Purely for my own amusement I've been playing around with the Ackermann function. The Ackermann function is a non primitive recursive function defined on non-negative integers by:
$A(m,n) = n+1$, if $m=0$
$A(m,n) = A(m-1,1)$, if $m>0$ and $n=0$
$A(m,n) = A(m-1,A(m,n-1))$, if $m>0$ and $n>0$
I'm not interested in values of the function itself, rather I'm interested in the number of recursions the function takes to arrive at a value. For example:
$A(1,2) = A(0,A(1,1)) = A(0,A(0,A(1,0))) = A(0,A(0,A(0,1))) = A(0,A(0,2)) = A(0,3) = 4$
That's 6 steps, so if we define $RA(m,n)$ as the number of recursions to calculate $A(m,n)$, then $RA(1,2) = 6$.
I made a short Excel macro to calculate $RA(m,n)$ for any given $m$ and $n$. The problem I have is that $RA(m,n)$ grows even faster than $A(m,n)$ and I quickly run out of stackspace.

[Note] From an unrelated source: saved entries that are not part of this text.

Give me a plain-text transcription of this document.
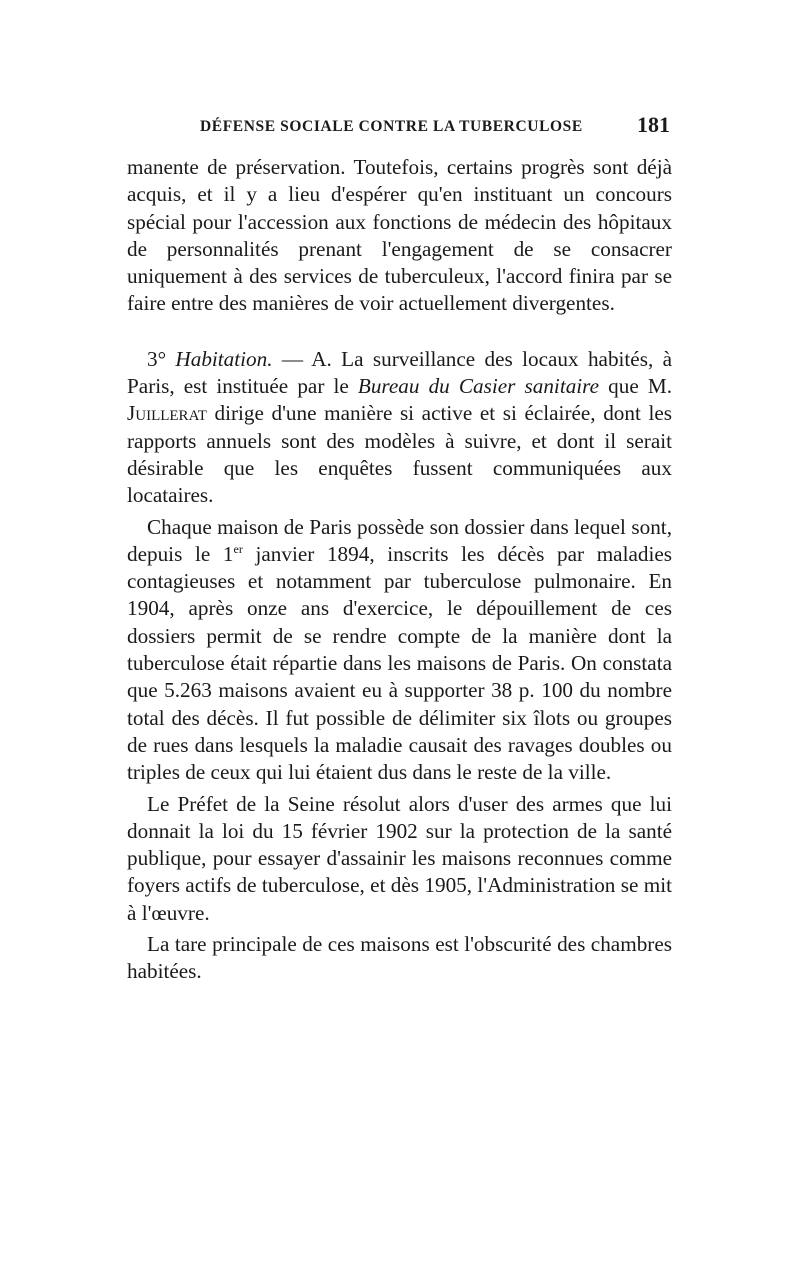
DÉFENSE SOCIALE CONTRE LA TUBERCULOSE 181

manente de préservation. Toutefois, certains progrès sont déjà acquis, et il y a lieu d'espérer qu'en instituant un concours spécial pour l'accession aux fonctions de médecin des hôpitaux de personnalités prenant l'engagement de se consacrer uniquement à des services de tuberculeux, l'accord finira par se faire entre des manières de voir actuellement divergentes.

3° Habitation. — A. La surveillance des locaux habités, à Paris, est instituée par le Bureau du Casier sanitaire que M. Juillerat dirige d'une manière si active et si éclairée, dont les rapports annuels sont des modèles à suivre, et dont il serait désirable que les enquêtes fussent communiquées aux locataires.

Chaque maison de Paris possède son dossier dans lequel sont, depuis le 1er janvier 1894, inscrits les décès par maladies contagieuses et notamment par tuberculose pulmonaire. En 1904, après onze ans d'exercice, le dépouillement de ces dossiers permit de se rendre compte de la manière dont la tuberculose était répartie dans les maisons de Paris. On constata que 5.263 maisons avaient eu à supporter 38 p. 100 du nombre total des décès. Il fut possible de délimiter six îlots ou groupes de rues dans lesquels la maladie causait des ravages doubles ou triples de ceux qui lui étaient dus dans le reste de la ville.

Le Préfet de la Seine résolut alors d'user des armes que lui donnait la loi du 15 février 1902 sur la protection de la santé publique, pour essayer d'assainir les maisons reconnues comme foyers actifs de tuberculose, et dès 1905, l'Administration se mit à l'œuvre.

La tare principale de ces maisons est l'obscurité des chambres habitées.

The table below shows $RA(m,n)$ for very small values of $m$ and $n$. The numbers shown for $RA(3,10)$ and $RA(4,1)$ are the number of steps before crashing!
A formula for $RA(1,n)$ is trivial, and it is relatively easy to see that $RA(2,n) = 5(n+1) + 4n(n+1)/2$.
So my questions: can anyone see an explicit formula for $RA(3,n)$? More generally, does a formula exist for $RA(m,n)$, in the same way that $A(m,n)$ can be expressed using Knuth arrows?
For the low values shown of $m$ and $n$, $RA(m,n)$ looks about order of magnitude larger than $A(m,n)$. Can we prove that $RA(m,n) > A(m,n)$ for all $m,n$. Intuitively, it should be.
For bonus points, can $RA(m,n)$ be expressed in terms of $A(m,n)$?